Le principe de l'appréciation des preuves interdit d'attribuer d'entrée de cause une force probante accrue à certains moyens de preuve, comme par exemple des rapports de police (TF 1P_283/2006 du 4 août 2006 consid. 2.3). Toute force probante ne saurait en revanche d'emblée être déniée à un tel document. Celui-ci est en effet, par sa nature, destiné et propre à servir de moyen de preuve dans la mesure où le policier y reproduit des faits qu'il a constatés et il est fréquent que l'on se fonde, dans les procédures judiciaires sur les constatations ainsi transcrites (TF 6S_703/1993 du 18 mars 1994 consid. 3b ; CREP 8 janvier 2013/10).
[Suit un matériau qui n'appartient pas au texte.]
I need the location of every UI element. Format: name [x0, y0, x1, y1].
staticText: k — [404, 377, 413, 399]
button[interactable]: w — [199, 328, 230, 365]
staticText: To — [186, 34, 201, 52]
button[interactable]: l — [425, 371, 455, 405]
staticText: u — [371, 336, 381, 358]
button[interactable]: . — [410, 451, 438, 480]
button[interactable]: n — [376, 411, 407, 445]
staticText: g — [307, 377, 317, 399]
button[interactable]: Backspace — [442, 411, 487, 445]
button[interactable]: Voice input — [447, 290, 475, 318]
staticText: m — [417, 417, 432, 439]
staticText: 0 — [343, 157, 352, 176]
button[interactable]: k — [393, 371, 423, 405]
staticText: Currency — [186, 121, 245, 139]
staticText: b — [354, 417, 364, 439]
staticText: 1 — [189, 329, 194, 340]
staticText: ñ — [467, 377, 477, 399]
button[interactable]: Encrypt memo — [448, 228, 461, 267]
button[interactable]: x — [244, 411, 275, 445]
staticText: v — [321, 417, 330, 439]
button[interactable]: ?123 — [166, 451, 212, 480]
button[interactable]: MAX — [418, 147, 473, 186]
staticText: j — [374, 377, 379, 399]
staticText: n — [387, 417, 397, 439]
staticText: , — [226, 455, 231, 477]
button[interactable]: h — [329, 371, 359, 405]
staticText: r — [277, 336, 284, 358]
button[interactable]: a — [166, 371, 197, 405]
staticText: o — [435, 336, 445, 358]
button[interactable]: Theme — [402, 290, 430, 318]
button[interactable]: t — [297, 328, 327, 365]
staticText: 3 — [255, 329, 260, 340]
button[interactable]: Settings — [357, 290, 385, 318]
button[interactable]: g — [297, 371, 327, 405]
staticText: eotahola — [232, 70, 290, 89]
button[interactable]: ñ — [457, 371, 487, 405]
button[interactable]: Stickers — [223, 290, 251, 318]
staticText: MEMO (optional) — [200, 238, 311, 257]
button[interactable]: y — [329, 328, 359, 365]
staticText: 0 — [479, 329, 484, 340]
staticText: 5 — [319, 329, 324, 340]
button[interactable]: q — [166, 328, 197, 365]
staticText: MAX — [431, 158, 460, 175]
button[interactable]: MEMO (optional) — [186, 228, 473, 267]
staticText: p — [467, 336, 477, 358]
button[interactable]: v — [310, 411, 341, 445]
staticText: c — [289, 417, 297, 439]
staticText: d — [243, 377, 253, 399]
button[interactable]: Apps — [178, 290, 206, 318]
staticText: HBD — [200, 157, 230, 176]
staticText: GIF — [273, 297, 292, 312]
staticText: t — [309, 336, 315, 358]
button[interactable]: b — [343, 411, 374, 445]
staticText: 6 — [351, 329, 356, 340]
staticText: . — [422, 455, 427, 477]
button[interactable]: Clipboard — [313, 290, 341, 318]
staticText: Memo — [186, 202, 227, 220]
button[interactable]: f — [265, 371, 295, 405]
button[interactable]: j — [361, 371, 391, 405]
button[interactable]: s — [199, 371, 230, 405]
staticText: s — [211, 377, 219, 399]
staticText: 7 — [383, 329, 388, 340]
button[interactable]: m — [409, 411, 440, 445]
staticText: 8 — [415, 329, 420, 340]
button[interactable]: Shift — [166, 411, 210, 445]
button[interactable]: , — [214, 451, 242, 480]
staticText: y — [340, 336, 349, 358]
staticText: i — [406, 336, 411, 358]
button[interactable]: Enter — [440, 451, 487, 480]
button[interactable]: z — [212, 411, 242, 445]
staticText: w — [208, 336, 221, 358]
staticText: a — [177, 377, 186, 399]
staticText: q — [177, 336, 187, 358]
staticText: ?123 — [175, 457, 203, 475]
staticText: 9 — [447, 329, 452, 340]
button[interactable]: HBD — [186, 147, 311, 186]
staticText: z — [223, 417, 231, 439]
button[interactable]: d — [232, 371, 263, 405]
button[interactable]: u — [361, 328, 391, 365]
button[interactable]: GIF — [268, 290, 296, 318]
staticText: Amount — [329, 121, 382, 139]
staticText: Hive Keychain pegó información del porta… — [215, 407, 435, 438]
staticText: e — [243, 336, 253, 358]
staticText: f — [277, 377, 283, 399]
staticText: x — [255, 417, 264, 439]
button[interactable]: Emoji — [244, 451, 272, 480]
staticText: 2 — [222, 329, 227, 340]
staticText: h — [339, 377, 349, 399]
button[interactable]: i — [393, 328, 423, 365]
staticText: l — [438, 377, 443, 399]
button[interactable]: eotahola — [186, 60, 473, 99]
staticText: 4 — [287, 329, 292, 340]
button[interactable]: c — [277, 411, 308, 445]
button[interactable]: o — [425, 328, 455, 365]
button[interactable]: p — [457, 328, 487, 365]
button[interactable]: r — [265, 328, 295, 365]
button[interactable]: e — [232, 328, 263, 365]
Lorsque l'autorité a forgé sa conviction sur la base d'un ensemble d'éléments ou d'indices convergents, il ne suffit pas que l'un ou l'autre de ceux-ci ou même chacun d'eux pris isolément soit à lui seul insuffisant. L'appréciation des preuves doit être examinée dans son ensemble. Le principe in dubio pro reo est violé si le juge du fond se déclare convaincu de faits défavorables au prévenu sur lesquels, compte tenu des éléments de preuve qui lui sont soumis, il aurait au contraire dû, objectivement, éprouver des doutes ; on parle alors de doutes

- 24 raisonnables (ATF 120 Ia 31 consid. 2c ; TF 6B_831/2009 du 25 mars 2010 consid. 2.2.2). Sur ce point, des doutes simplement abstraits et théoriques ne suffisent pas, car de tels doutes sont toujours possibles et une certitude absolue ne peut être exigée. Bien plutôt, il doit s’agir de doutes importants et irréductibles, qui s’imposent au vu de la situation objective (ATF 127 I 38 consid. 2a ; cf. aussi, quant à la notion d’arbitraire, ATF 136 III 552 consid. 4.2). 4.3 4.3.1 En l’espèce, s’agissant des infractions qui lui sont reprochées en lien avec son activité au sein du club de basketball « Lausanne Basket », les décomptes établis démontrent bien que les sommes versées à la caisse AVS ne correspondent pas aux montants des salaires versés A.________ et K.________. Il en va de même s’agissant des cotisations LPP de K.________. Il ressort en particulier de l’audition du témoin [...], comptable et assistante administrative pour le compte du club et des sociétés de T.________, que c’est ce dernier qui lui disait ce qui devait être déclaré et ce qui ne devait pas l’être. Elle a indiqué que, pour elle, il s’agissait là clairement d’une « fraude ». Elle a par ailleurs indiqué qu’aucun décompte de salaire brut n’était établi à l’attention des employés du club, ni tableau répertoriant l’impôt à la source et les cotisations sociales dues (cf. PV d’audition n° 7), corroborant ainsi les résultats de l’enquête. En sa qualité de président et de mécène du club, très impliqué sur les aspects financiers de la gestion du club (cf. jugement, p. 15), T.________ ne peut pas valablement soutenir qu’il n’était pas au courant de la manière dont les salaires étaient fixés et versés. Au surplus, ses activités d’administrateur de différentes sociétés lui permettent de disposer de bonnes connaissances en matière de gestion d’entreprises, l’appelant ne pouvant en particulier ignorer l’obligation pour un employeur de verser la totalité des cotisations sociales dues aux organismes compétents.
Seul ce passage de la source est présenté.